The government should also consider the range of means by which the Canadian private sector could play an expanded role in helping to meet Canada’s goal of assisting less developed nations.

RECOMMENDATION 40

The federal government ensure that annual rates of increase in federal program spending not exceed the rate of growth in the nominal Gross Domestic Product, except in extraordinary circumstances.

The government should also institute a permanent mechanism by which federal taxation and program expenditures are reviewed annually.
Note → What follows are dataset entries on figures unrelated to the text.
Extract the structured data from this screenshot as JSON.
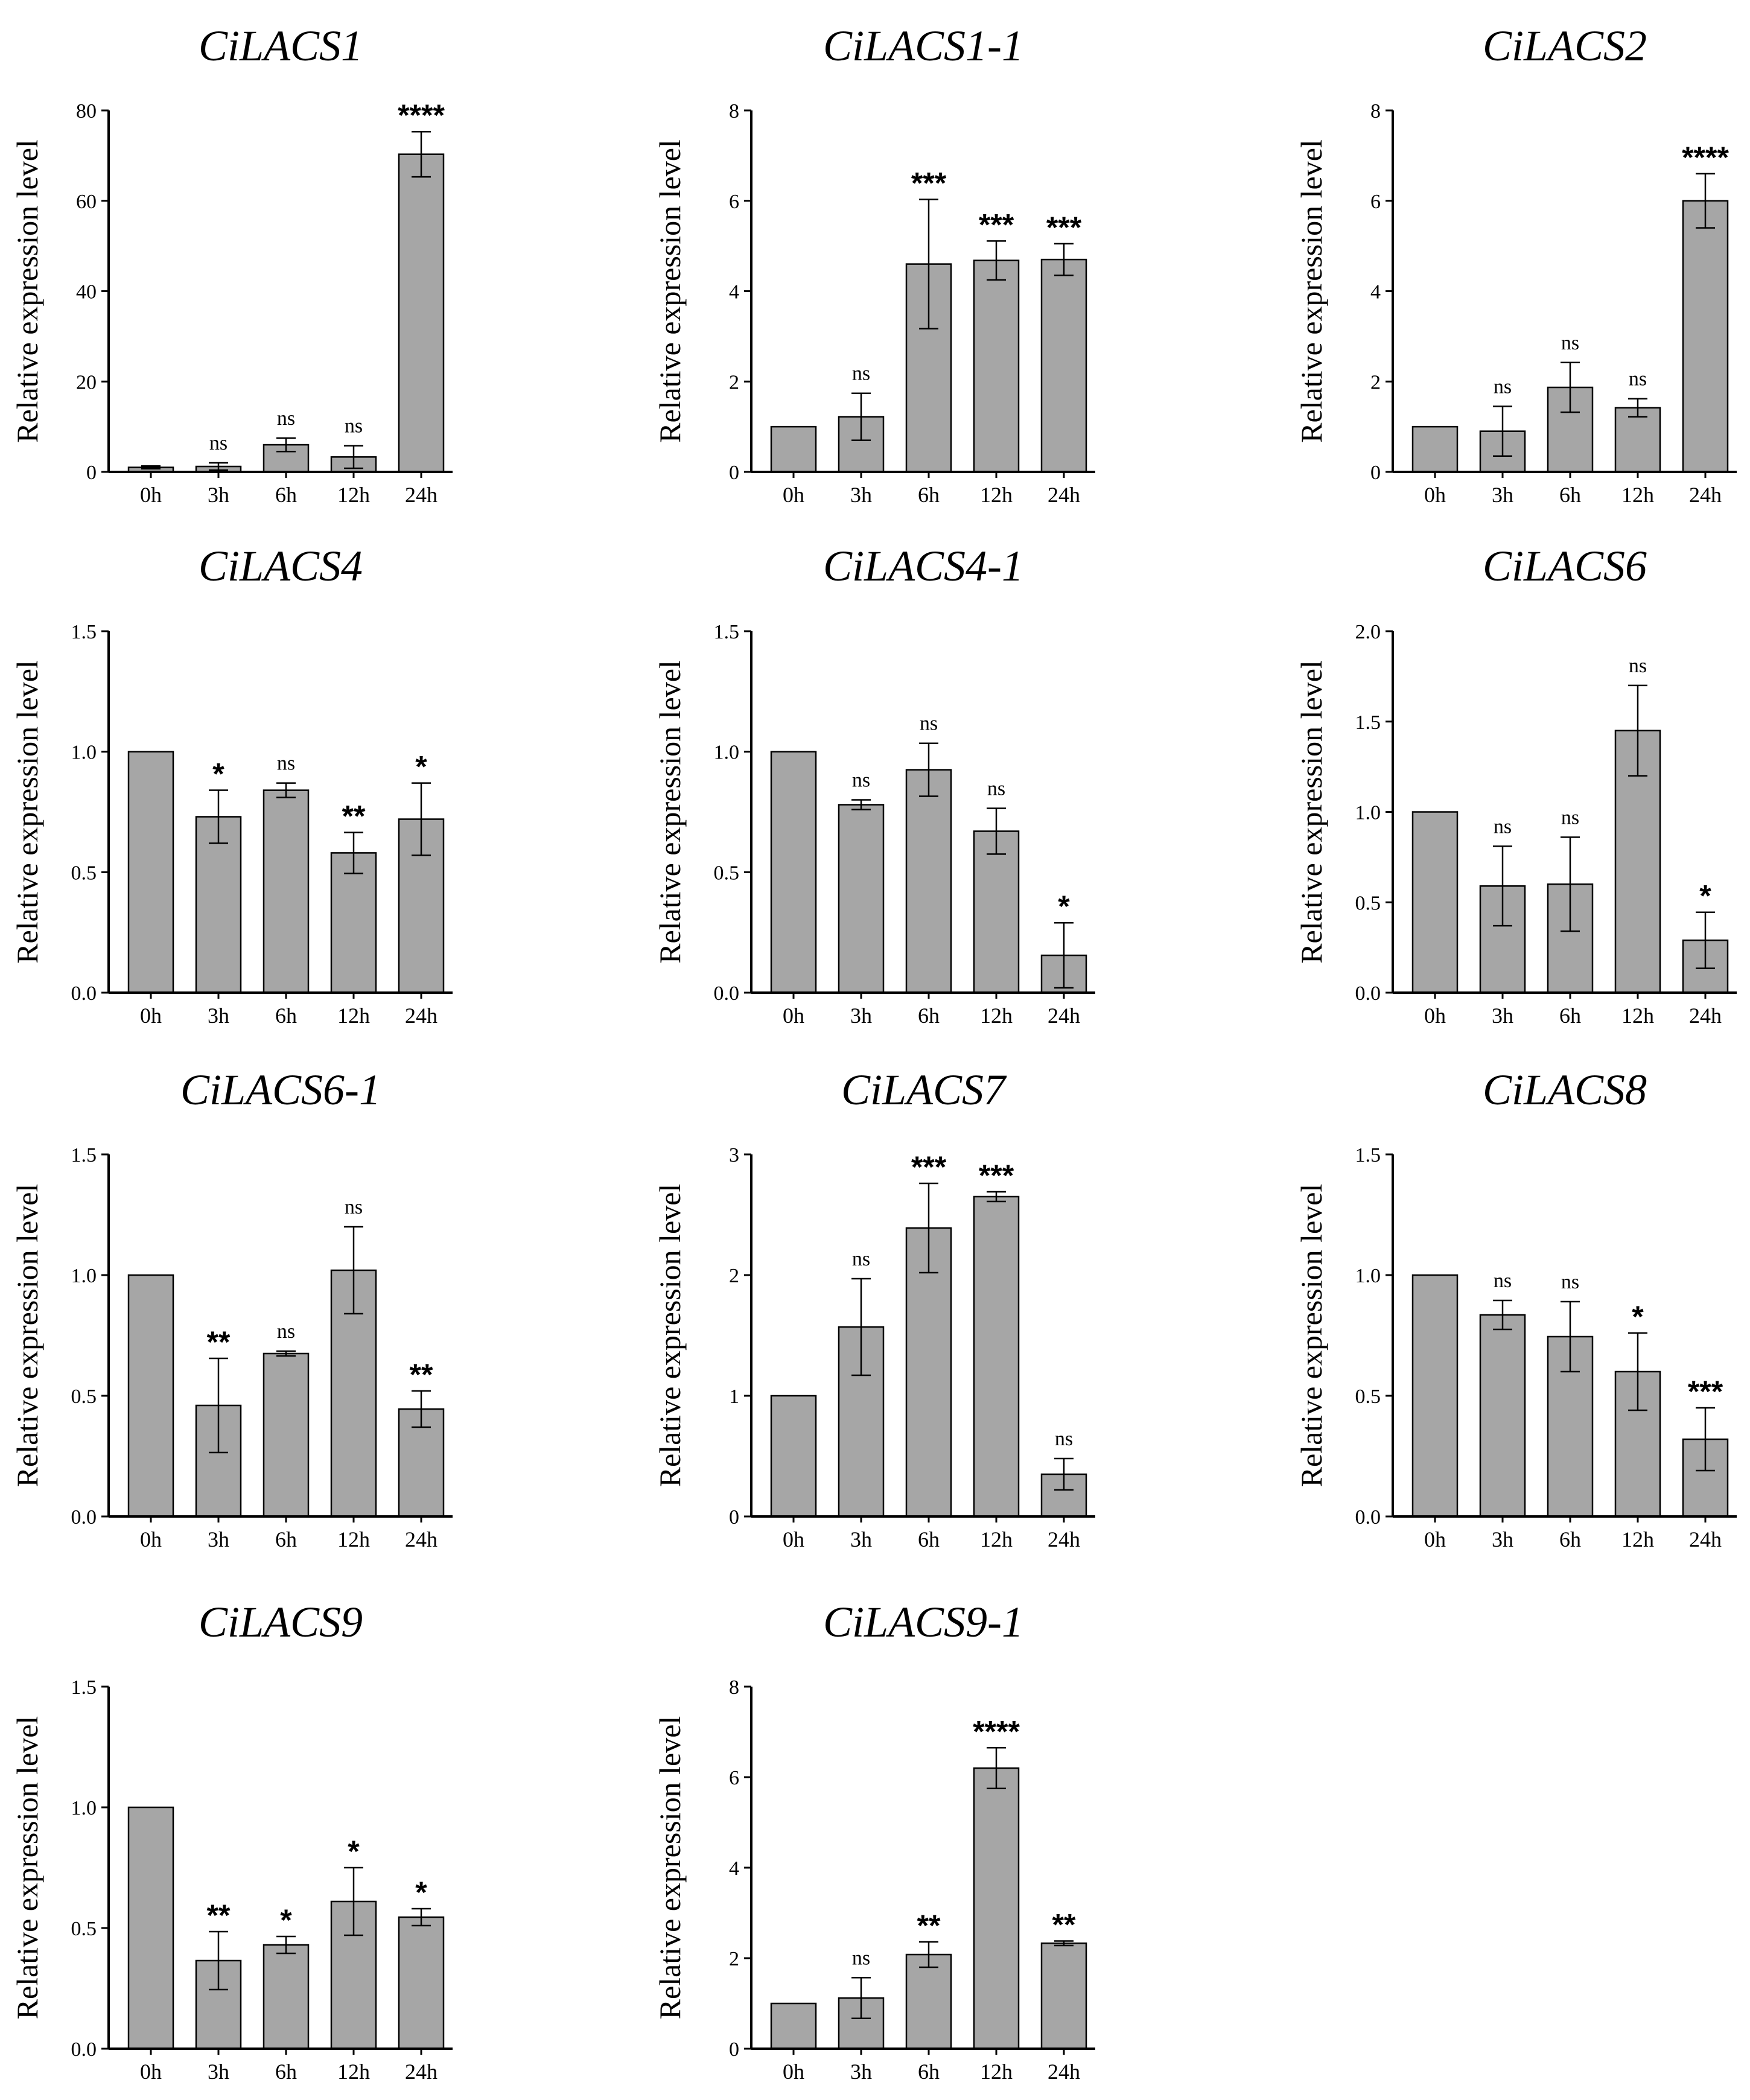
{
  "colors": {
    "bar_fill": "#a6a6a6",
    "stroke": "#000000",
    "background": "#ffffff"
  },
  "chart_data": [
    {
      "type": "bar",
      "title": "CiLACS1",
      "ylabel": "Relative expression level",
      "categories": [
        "0h",
        "3h",
        "6h",
        "12h",
        "24h"
      ],
      "ylim": [
        0,
        80
      ],
      "yticks": [
        "0",
        "20",
        "40",
        "60",
        "80"
      ],
      "values": [
        1.0,
        1.2,
        6.0,
        3.3,
        70.3
      ],
      "errors": [
        0.3,
        0.8,
        1.5,
        2.5,
        5.0
      ],
      "significance": [
        "",
        "ns",
        "ns",
        "ns",
        "****"
      ]
    },
    {
      "type": "bar",
      "title": "CiLACS1-1",
      "ylabel": "Relative expression level",
      "categories": [
        "0h",
        "3h",
        "6h",
        "12h",
        "24h"
      ],
      "ylim": [
        0,
        8
      ],
      "yticks": [
        "0",
        "2",
        "4",
        "6",
        "8"
      ],
      "values": [
        1.0,
        1.22,
        4.6,
        4.68,
        4.7
      ],
      "errors": [
        0,
        0.52,
        1.43,
        0.43,
        0.35
      ],
      "significance": [
        "",
        "ns",
        "***",
        "***",
        "***"
      ]
    },
    {
      "type": "bar",
      "title": "CiLACS2",
      "ylabel": "Relative expression level",
      "categories": [
        "0h",
        "3h",
        "6h",
        "12h",
        "24h"
      ],
      "ylim": [
        0,
        8
      ],
      "yticks": [
        "0",
        "2",
        "4",
        "6",
        "8"
      ],
      "values": [
        1.0,
        0.9,
        1.87,
        1.42,
        6.0
      ],
      "errors": [
        0,
        0.55,
        0.55,
        0.2,
        0.6
      ],
      "significance": [
        "",
        "ns",
        "ns",
        "ns",
        "****"
      ]
    },
    {
      "type": "bar",
      "title": "CiLACS4",
      "ylabel": "Relative expression level",
      "categories": [
        "0h",
        "3h",
        "6h",
        "12h",
        "24h"
      ],
      "ylim": [
        0,
        1.5
      ],
      "yticks": [
        "0.0",
        "0.5",
        "1.0",
        "1.5"
      ],
      "values": [
        1.0,
        0.73,
        0.84,
        0.58,
        0.72
      ],
      "errors": [
        0,
        0.11,
        0.03,
        0.085,
        0.15
      ],
      "significance": [
        "",
        "*",
        "ns",
        "**",
        "*"
      ]
    },
    {
      "type": "bar",
      "title": "CiLACS4-1",
      "ylabel": "Relative expression level",
      "categories": [
        "0h",
        "3h",
        "6h",
        "12h",
        "24h"
      ],
      "ylim": [
        0,
        1.5
      ],
      "yticks": [
        "0.0",
        "0.5",
        "1.0",
        "1.5"
      ],
      "values": [
        1.0,
        0.78,
        0.925,
        0.67,
        0.155
      ],
      "errors": [
        0,
        0.02,
        0.11,
        0.095,
        0.135
      ],
      "significance": [
        "",
        "ns",
        "ns",
        "ns",
        "*"
      ]
    },
    {
      "type": "bar",
      "title": "CiLACS6",
      "ylabel": "Relative expression level",
      "categories": [
        "0h",
        "3h",
        "6h",
        "12h",
        "24h"
      ],
      "ylim": [
        0,
        2.0
      ],
      "yticks": [
        "0.0",
        "0.5",
        "1.0",
        "1.5",
        "2.0"
      ],
      "values": [
        1.0,
        0.59,
        0.6,
        1.45,
        0.29
      ],
      "errors": [
        0,
        0.22,
        0.26,
        0.25,
        0.155
      ],
      "significance": [
        "",
        "ns",
        "ns",
        "ns",
        "*"
      ]
    },
    {
      "type": "bar",
      "title": "CiLACS6-1",
      "ylabel": "Relative expression level",
      "categories": [
        "0h",
        "3h",
        "6h",
        "12h",
        "24h"
      ],
      "ylim": [
        0,
        1.5
      ],
      "yticks": [
        "0.0",
        "0.5",
        "1.0",
        "1.5"
      ],
      "values": [
        1.0,
        0.46,
        0.675,
        1.02,
        0.445
      ],
      "errors": [
        0,
        0.195,
        0.01,
        0.18,
        0.075
      ],
      "significance": [
        "",
        "**",
        "ns",
        "ns",
        "**"
      ]
    },
    {
      "type": "bar",
      "title": "CiLACS7",
      "ylabel": "Relative expression level",
      "categories": [
        "0h",
        "3h",
        "6h",
        "12h",
        "24h"
      ],
      "ylim": [
        0,
        3
      ],
      "yticks": [
        "0",
        "1",
        "2",
        "3"
      ],
      "values": [
        1.0,
        1.57,
        2.39,
        2.65,
        0.35
      ],
      "errors": [
        0,
        0.4,
        0.37,
        0.04,
        0.13
      ],
      "significance": [
        "",
        "ns",
        "***",
        "***",
        "ns"
      ]
    },
    {
      "type": "bar",
      "title": "CiLACS8",
      "ylabel": "Relative expression level",
      "categories": [
        "0h",
        "3h",
        "6h",
        "12h",
        "24h"
      ],
      "ylim": [
        0,
        1.5
      ],
      "yticks": [
        "0.0",
        "0.5",
        "1.0",
        "1.5"
      ],
      "values": [
        1.0,
        0.835,
        0.745,
        0.6,
        0.32
      ],
      "errors": [
        0,
        0.06,
        0.145,
        0.16,
        0.13
      ],
      "significance": [
        "",
        "ns",
        "ns",
        "*",
        "***"
      ]
    },
    {
      "type": "bar",
      "title": "CiLACS9",
      "ylabel": "Relative expression level",
      "categories": [
        "0h",
        "3h",
        "6h",
        "12h",
        "24h"
      ],
      "ylim": [
        0,
        1.5
      ],
      "yticks": [
        "0.0",
        "0.5",
        "1.0",
        "1.5"
      ],
      "values": [
        1.0,
        0.365,
        0.43,
        0.61,
        0.545
      ],
      "errors": [
        0,
        0.12,
        0.035,
        0.14,
        0.035
      ],
      "significance": [
        "",
        "**",
        "*",
        "*",
        "*"
      ]
    },
    {
      "type": "bar",
      "title": "CiLACS9-1",
      "ylabel": "Relative expression level",
      "categories": [
        "0h",
        "3h",
        "6h",
        "12h",
        "24h"
      ],
      "ylim": [
        0,
        8
      ],
      "yticks": [
        "0",
        "2",
        "4",
        "6",
        "8"
      ],
      "values": [
        1.0,
        1.12,
        2.08,
        6.2,
        2.33
      ],
      "errors": [
        0,
        0.45,
        0.28,
        0.45,
        0.05
      ],
      "significance": [
        "",
        "ns",
        "**",
        "****",
        "**"
      ]
    }
  ]
}
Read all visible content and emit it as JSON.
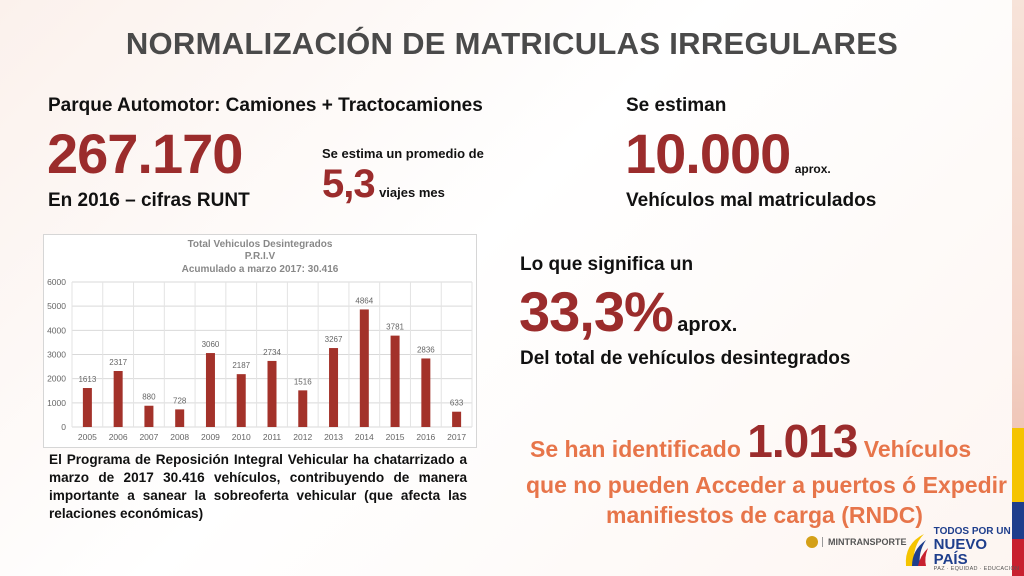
{
  "title": "NORMALIZACIÓN DE MATRICULAS IRREGULARES",
  "left_block": {
    "label": "Parque Automotor: Camiones + Tractocamiones",
    "big_number": "267.170",
    "sub": "En 2016 – cifras RUNT",
    "estimate_text": "Se estima un promedio de",
    "estimate_value": "5,3",
    "estimate_unit": "viajes mes"
  },
  "right_block": {
    "label": "Se estiman",
    "big_number": "10.000",
    "suffix": "aprox.",
    "sub": "Vehículos mal matriculados"
  },
  "middle_block": {
    "label": "Lo que significa un",
    "big_number": "33,3%",
    "suffix": "aprox.",
    "sub": "Del total de vehículos desintegrados"
  },
  "identified": {
    "prefix": "Se han identificado",
    "number": "1.013",
    "after": "Vehículos",
    "line2": "que no pueden Acceder a puertos ó Expedir",
    "line3": "manifiestos de carga (RNDC)"
  },
  "paragraph": "El Programa de Reposición Integral Vehicular ha chatarrizado a marzo de 2017 30.416 vehículos, contribuyendo de manera importante a sanear la sobreoferta vehicular (que afecta las relaciones económicas)",
  "footer": {
    "ministry": "MINTRANSPORTE",
    "brand_line1": "TODOS POR UN",
    "brand_line2": "NUEVO PAÍS",
    "brand_line3": "PAZ · EQUIDAD · EDUCACIÓN"
  },
  "colors": {
    "accent_red": "#9b2c2c",
    "accent_orange": "#e7754a",
    "bar": "#a3322a"
  },
  "chart_data": {
    "type": "bar",
    "title": "Total Vehiculos Desintegrados",
    "subtitle": "P.R.I.V",
    "subtitle2": "Acumulado a marzo 2017: 30.416",
    "categories": [
      "2005",
      "2006",
      "2007",
      "2008",
      "2009",
      "2010",
      "2011",
      "2012",
      "2013",
      "2014",
      "2015",
      "2016",
      "2017"
    ],
    "values": [
      1613,
      2317,
      880,
      728,
      3060,
      2187,
      2734,
      1516,
      3267,
      4864,
      3781,
      2836,
      633
    ],
    "yticks": [
      0,
      1000,
      2000,
      3000,
      4000,
      5000,
      6000
    ],
    "ylim": [
      0,
      6000
    ],
    "grid": true
  }
}
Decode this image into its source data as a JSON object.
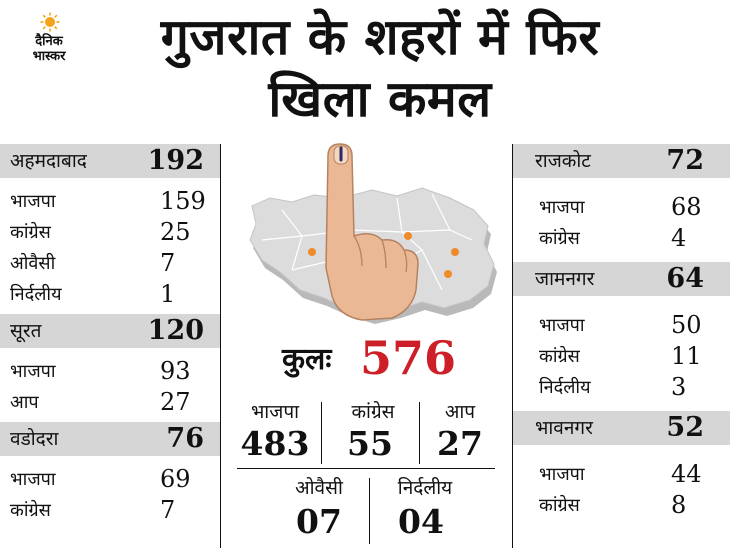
{
  "brand": {
    "line1": "दैनिक",
    "line2": "भास्कर"
  },
  "headline": {
    "line1": "गुजरात के शहरों में फिर",
    "line2": "खिला कमल"
  },
  "cities_left": [
    {
      "name": "अहमदाबाद",
      "total": "192",
      "rows": [
        {
          "party": "भाजपा",
          "seats": "159"
        },
        {
          "party": "कांग्रेस",
          "seats": "25"
        },
        {
          "party": "ओवैसी",
          "seats": "7"
        },
        {
          "party": "निर्दलीय",
          "seats": "1"
        }
      ]
    },
    {
      "name": "सूरत",
      "total": "120",
      "rows": [
        {
          "party": "भाजपा",
          "seats": "93"
        },
        {
          "party": "आप",
          "seats": "27"
        }
      ]
    },
    {
      "name": "वडोदरा",
      "total": "76",
      "rows": [
        {
          "party": "भाजपा",
          "seats": "69"
        },
        {
          "party": "कांग्रेस",
          "seats": "7"
        }
      ]
    }
  ],
  "cities_right": [
    {
      "name": "राजकोट",
      "total": "72",
      "rows": [
        {
          "party": "भाजपा",
          "seats": "68"
        },
        {
          "party": "कांग्रेस",
          "seats": "4"
        }
      ]
    },
    {
      "name": "जामनगर",
      "total": "64",
      "rows": [
        {
          "party": "भाजपा",
          "seats": "50"
        },
        {
          "party": "कांग्रेस",
          "seats": "11"
        },
        {
          "party": "निर्दलीय",
          "seats": "3"
        }
      ]
    },
    {
      "name": "भावनगर",
      "total": "52",
      "rows": [
        {
          "party": "भाजपा",
          "seats": "44"
        },
        {
          "party": "कांग्रेस",
          "seats": "8"
        }
      ]
    }
  ],
  "total": {
    "label": "कुलः",
    "value": "576"
  },
  "party_totals_top": [
    {
      "party": "भाजपा",
      "seats": "483"
    },
    {
      "party": "कांग्रेस",
      "seats": "55"
    },
    {
      "party": "आप",
      "seats": "27"
    }
  ],
  "party_totals_bottom": [
    {
      "party": "ओवैसी",
      "seats": "07"
    },
    {
      "party": "निर्दलीय",
      "seats": "04"
    }
  ],
  "colors": {
    "accent": "#cc1f27",
    "panel": "#d6d6d6",
    "map": "#d9d9d9",
    "dot": "#f08a2a",
    "sun": "#f5a21b"
  },
  "icons": [
    "sun-logo-icon",
    "gujarat-map-illustration",
    "inked-finger-icon",
    "city-marker-icon"
  ]
}
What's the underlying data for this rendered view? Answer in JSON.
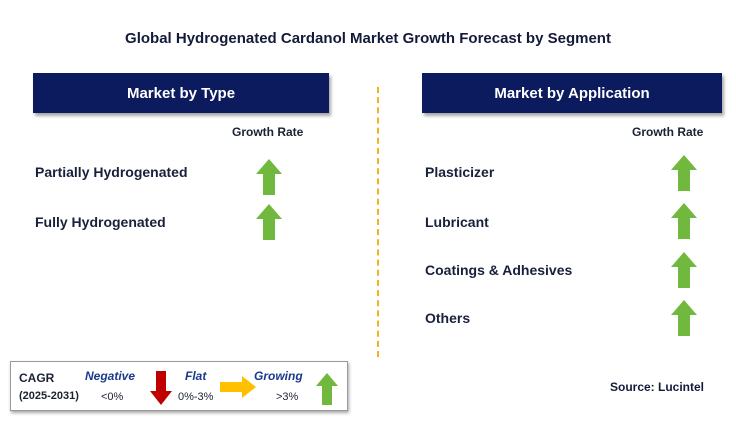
{
  "title": "Global Hydrogenated Cardanol Market Growth Forecast by Segment",
  "left_panel": {
    "header": "Market by Type",
    "growth_label": "Growth Rate",
    "items": [
      {
        "label": "Partially Hydrogenated",
        "trend": "growing"
      },
      {
        "label": "Fully Hydrogenated",
        "trend": "growing"
      }
    ]
  },
  "right_panel": {
    "header": "Market by Application",
    "growth_label": "Growth Rate",
    "items": [
      {
        "label": "Plasticizer",
        "trend": "growing"
      },
      {
        "label": "Lubricant",
        "trend": "growing"
      },
      {
        "label": "Coatings & Adhesives",
        "trend": "growing"
      },
      {
        "label": "Others",
        "trend": "growing"
      }
    ]
  },
  "legend": {
    "cagr_label": "CAGR",
    "period": "(2025-2031)",
    "negative": {
      "label": "Negative",
      "range": "<0%",
      "icon": "down-arrow-icon",
      "color": "#c00000"
    },
    "flat": {
      "label": "Flat",
      "range": "0%-3%",
      "icon": "right-arrow-icon",
      "color": "#ffc000"
    },
    "growing": {
      "label": "Growing",
      "range": ">3%",
      "icon": "up-arrow-icon",
      "color": "#70b83e"
    }
  },
  "source": "Source: Lucintel",
  "colors": {
    "header_bg": "#0c1a5e",
    "divider": "#f2b21c",
    "growing": "#70b83e"
  }
}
This mechanism should require consultations with Canadians about their priorities in the context of such considerations as public interest, the appropriate role of the federal government, federalism, fiscal balance, partnerships, value for money, efficiency and affordability.

Finally, the government should develop a mechanism by which Canadians are consulted prior to implementing decisions resulting from the review of federal taxation and program expenditures.

RECOMMENDATION 41

The federal government continue to pursue a balanced budget in order to avoid federal budgetary deficits.

As well, the government should continue to include, in its budget planning, an annual allocation of $3 billion for repayment of the accumulated federal deficit.

RECOMMENDATION 42

The federal government continue to allocate a portion of any federal budgetary surplus to a reduction in the accumulated federal deficit.

Moreover, the government should continue to take action to ensure progress with respect to reduction in the federal debt-to-Gross Domestic Product ratio.

RECOMMENDATION 43

The federal government meet with the provincial/territorial governments with a view to assessing their relative fiscal capacity and the extent to which they are able to fulfill their constitutional responsibilities.